À Lille c’est très différent, ce sont des petites cartes passe-passe. J’achète un aller-retour pour mon trajet et j’obtiens une petite carte indiquant trajet unitaire. Me serai-je trompé ? Nulle trace de mon achat qui devrait m’indiquer 2 trajets…

Personne pour me renseigner, je recherche donc l’accès aux quais…

Accès contrôlé par 2 personnes qui vérifient la validité du billet. À l’arrivée à Roubaix, dernière épreuve, vous n’allez pas me croire, l’escalator qui permet de sortir des profondeurs est… En panne.
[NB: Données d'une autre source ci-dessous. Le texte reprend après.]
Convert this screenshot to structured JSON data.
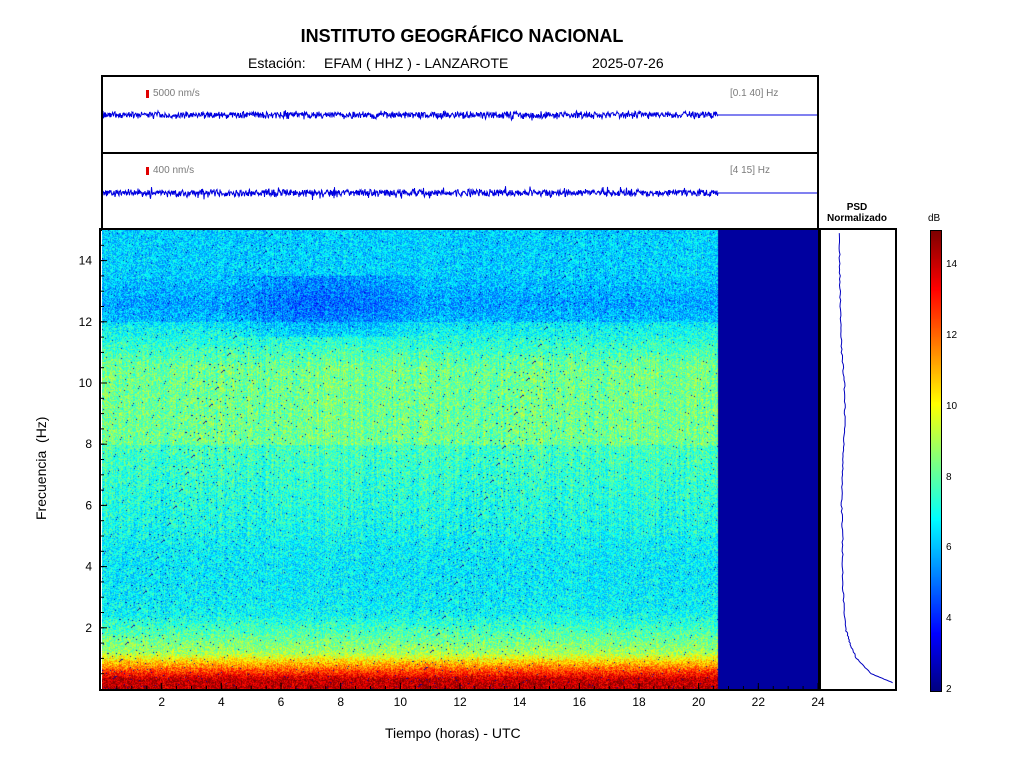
{
  "header": {
    "title": "INSTITUTO GEOGRÁFICO NACIONAL",
    "station_label": "Estación:",
    "station": "EFAM ( HHZ ) - LANZAROTE",
    "date": "2025-07-26"
  },
  "traces": [
    {
      "scale": "5000 nm/s",
      "band": "[0.1 40] Hz"
    },
    {
      "scale": "400 nm/s",
      "band": "[4 15] Hz"
    }
  ],
  "psd": {
    "title_line1": "PSD",
    "title_line2": "Normalizado"
  },
  "colorbar": {
    "unit": "dB",
    "ticks": [
      "2",
      "4",
      "6",
      "8",
      "10",
      "12",
      "14"
    ],
    "range": [
      2,
      15
    ]
  },
  "chart_data": {
    "type": "heatmap",
    "title": "INSTITUTO GEOGRÁFICO NACIONAL",
    "xlabel": "Tiempo (horas) - UTC",
    "ylabel": "Frecuencia  (Hz)",
    "xlim": [
      0,
      24
    ],
    "ylim": [
      0,
      15
    ],
    "x_ticks": [
      "2",
      "4",
      "6",
      "8",
      "10",
      "12",
      "14",
      "16",
      "18",
      "20",
      "22",
      "24"
    ],
    "y_ticks": [
      "2",
      "4",
      "6",
      "8",
      "10",
      "12",
      "14"
    ],
    "data_end_hour": 20.6,
    "colorscale": "jet",
    "psd_profile": {
      "frequency_hz": [
        0.2,
        0.5,
        1,
        1.5,
        2,
        3,
        4,
        5,
        6,
        7,
        8,
        9,
        10,
        11,
        12,
        13,
        14,
        15
      ],
      "normalized": [
        1.0,
        0.6,
        0.32,
        0.2,
        0.12,
        0.08,
        0.06,
        0.07,
        0.05,
        0.06,
        0.09,
        0.11,
        0.1,
        0.05,
        0.03,
        0.02,
        0.01,
        0.01
      ]
    }
  }
}
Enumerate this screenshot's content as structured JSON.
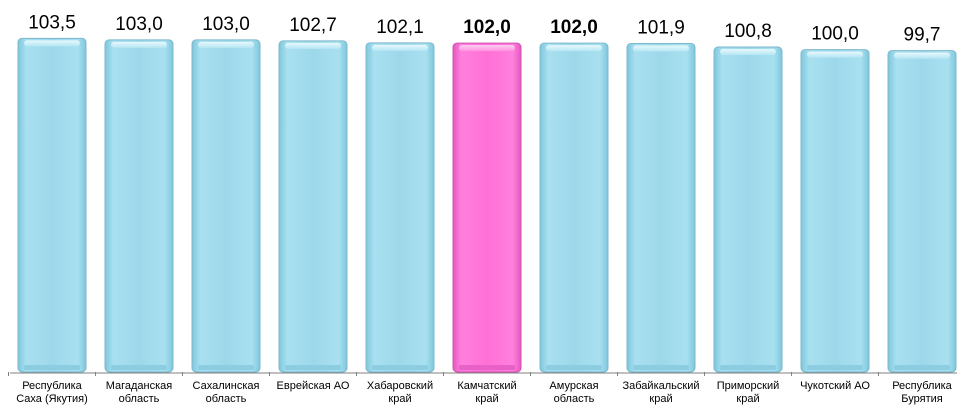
{
  "chart_data": {
    "type": "bar",
    "title": "",
    "xlabel": "",
    "ylabel": "",
    "ylim": [
      0,
      103.6
    ],
    "grid": false,
    "legend": "none",
    "categories": [
      [
        "Республика",
        "Саха (Якутия)"
      ],
      [
        "Магаданская",
        "область"
      ],
      [
        "Сахалинская",
        "область"
      ],
      [
        "Еврейская АО"
      ],
      [
        "Хабаровский",
        "край"
      ],
      [
        "Камчатский",
        "край"
      ],
      [
        "Амурская",
        "область"
      ],
      [
        "Забайкальский",
        "край"
      ],
      [
        "Приморский",
        "край"
      ],
      [
        "Чукотский АО"
      ],
      [
        "Республика",
        "Бурятия"
      ]
    ],
    "values": [
      103.5,
      103.0,
      103.0,
      102.7,
      102.1,
      102.0,
      102.0,
      101.9,
      100.8,
      100.0,
      99.7
    ],
    "value_labels": [
      "103,5",
      "103,0",
      "103,0",
      "102,7",
      "102,1",
      "102,0",
      "102,0",
      "101,9",
      "100,8",
      "100,0",
      "99,7"
    ],
    "bold_labels": [
      false,
      false,
      false,
      false,
      false,
      true,
      true,
      false,
      false,
      false,
      false
    ],
    "highlight": [
      false,
      false,
      false,
      false,
      false,
      true,
      false,
      false,
      false,
      false,
      false
    ],
    "colors": {
      "bar": "#9dd8ea",
      "bar_edge": "#7cb8cc",
      "highlight": "#ff70d6",
      "highlight_edge": "#d050b0",
      "axis": "#808080"
    }
  }
}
J’intervenais sur une table ronde pour indiquer qu’il était temps de laisser les vieux s’exprimer sur leurs attentes, mais je ne pouvais m’empêcher de ruminer sur les difficultés que j’avais rencontrées pour atteindre mon but.

Une mise en échec de plus en plus fréquente qui touche à notre autonomie

Mon retour a été ponctué de la même façon de difficulté sans fin pour trouver une machine qui accepterait mes moyens de paiement pour accéder au RER. Avec mes 2 cartes bleues, mon téléphone qui me permet de payer dans tous les supermarchés, je suis pourtant bien équipé !

Inutile de vous expliquer les épreuves que rencontrent les personnes qui ont des difficultés à se déplacer… À moins d’être masochiste, il vaut mieux rester chez soi que d’utiliser les transports en commun.

Lorsque je prends ma voiture, j’ai pris un abonnement liber-T qui permet de franchir tous les péages dans toute la France, quel que soit le gestionnaire, et de payer un grand nombre de parkings dans les grandes villes.

Je ne peux m’empêcher de me demander pourquoi ce système ne pourrait pas s’appliquer aux individus qui le souhaitent pour les différents types de transports publics ?

Au lieu d’annoncer comme une grande victoire la suppression des billets du métro parisien, ne pourrait-on pas avoir un pass universel avec un décompte sur internet qui nous permette de s’affranchir de toutes ces machines qui ne veulent pas s’adapter à nous et nous mettent en situation d’échec ?

Puisque nous sommes à l’heure du numérique, ne doit-il pas être à notre service au lieu de devenir une difficulté de plus pour pouvoir se déplacer ?

Comment peut-on accepter qu’un système génère plus d’exclusion et ne soit pensé que pour le bénéfice des sociétés de transport en supprimant les frais de personnel.

Toutes ces entreprises bénéficient largement de l’argent public, il me semble. La suppression des guichets, les portiques de contrôle qui fleurissent partout, l’abandon des titres de transport lisibles ne pourraient-ils pas aussi bénéficier aux utilisateurs ?

Allons un effort… Sauter les portillons, ce n’est plus de mon âge.